If you had to decide between having a team of excellent salespeople with an average manager, or having a team of average salespeople with an excellent manager, which would you choose?
Many will argue for the team of excellent salespeople:
- "It's salespeople — not managers — who develop and nurture the customer relationships that drive sales."
- "Replacing one average manager is easier than replacing an entire team of average salespeople."
- "An excellent salesperson doesn't need managing."
Others will argue for the excellent manager:
- "Excellent managers consistently recruit the best sales talent. 'First-class hires first-class; second-class hires third-class.'"
- "Excellent managers motivate excellent salespeople, develop average salespeople to make them excellent, and keep the entire team engaged and aligned."
- "Excellent salespeople make sales today, but eventually they retire, get promoted, or get wooed away by a competitor."
Clearly, the best sales forces have both excellent salespeople and excellent managers. A team of excellent salespeople will win sales and make this year's goal, regardless of who the manager is. But the success of that team will be short-lived. Eventually, an average manager will bring all of the salespeople that he manages down to his level. On the other hand, an excellent manager will bring excellence to all her territories. An excellent manager may inherit average salespeople, but in the long run she will counsel, coach, motivate, or replace salespeople until the entire team is excellent.
In our experience, companies that have winning sales forces start with excellent managers. Most sales organizations focus considerable energy to build a team of excellent salespeople, yet regrettably, they focus too little attention on building the management team, which is truly "the force behind the sales force." Consider the following evidence.
Role definition: Most companies have a job description for salespeople, and many have a defined sales process specifying how salespeople should work with customers. But too many companies don't do a good job of defining the more varied responsibilities of managers. Managers must play three roles — people, customer, and business manager — so they get pulled from all sides. We hear all the time about "role pollution" in the manager's job. Without role clarity, managers execute tasks that are urgent or within their comfort zone, rather than focusing on what's most important for driving long-term performance.
Selection: Companies devote substantial energy to recruiting the best sales talent, but when it comes to managers, most simply select their best salespeople for the job. Yet what it takes to succeed as a salesperson is very different from what it takes to succeed as a manager. Unless you select salespeople who have strong managerial tendencies, in addition to respectable sales skills, your sales management team will be average at best.
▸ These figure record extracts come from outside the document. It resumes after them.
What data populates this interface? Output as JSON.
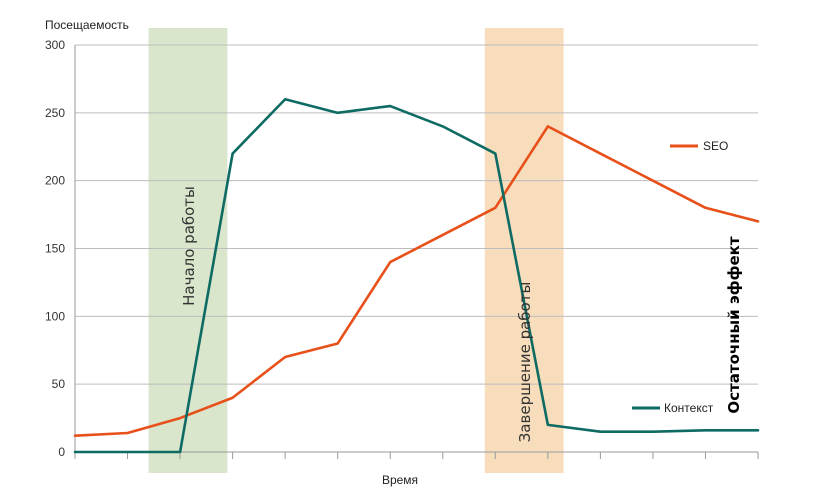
{
  "chart_data": {
    "type": "line",
    "ylabel": "Посещаемость",
    "xlabel": "Время",
    "ylim": [
      0,
      300
    ],
    "yticks": [
      0,
      50,
      100,
      150,
      200,
      250,
      300
    ],
    "grid": true,
    "x": [
      0,
      1,
      2,
      3,
      4,
      5,
      6,
      7,
      8,
      9,
      10,
      11,
      12,
      13
    ],
    "series": [
      {
        "name": "SEO",
        "color": "#e8501a",
        "values": [
          12,
          14,
          25,
          40,
          70,
          80,
          140,
          160,
          180,
          240,
          220,
          200,
          180,
          170
        ]
      },
      {
        "name": "Контекст",
        "color": "#0e6b63",
        "values": [
          0,
          0,
          0,
          220,
          260,
          250,
          255,
          240,
          220,
          20,
          15,
          15,
          16,
          16
        ]
      }
    ],
    "bands": [
      {
        "label": "Начало работы",
        "color": "#d9e6cc",
        "from": 1.4,
        "to": 2.9
      },
      {
        "label": "Завершение работы",
        "color": "#f7ddbb",
        "from": 7.8,
        "to": 9.3
      }
    ],
    "annotation": "Остаточный эффект"
  }
}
Development: Too often, when sales managers come into their jobs after having been successful salespeople, their company expects them to know how to manage with minimal guidance. Of the $20+ billion that U.S. companies spend training their sales forces every year, very little gets directed towards sales managers. The result is inconsistent competency across most management teams, as new managers struggle to make the critical transition from salesperson, and experienced managers can't keep up with ever-changing job demands.
Support: Sales managers typically rank third, behind salespeople and senior sales leadership, when it comes to prioritizing sales force support initiatives (such as access to support personnel and resources, and data and tools that enable good decision making and increase efficiency). Rarely do managers get enough support resources for getting everything done — and done well.
Sales managers serve as key points of leverage for driving long-term sales performance. It's a mistake to underinvest in this group. By building a winning sales management team, you can capitalize on a high-impact, tangible opportunity to drive sales effectiveness and top and bottom line results.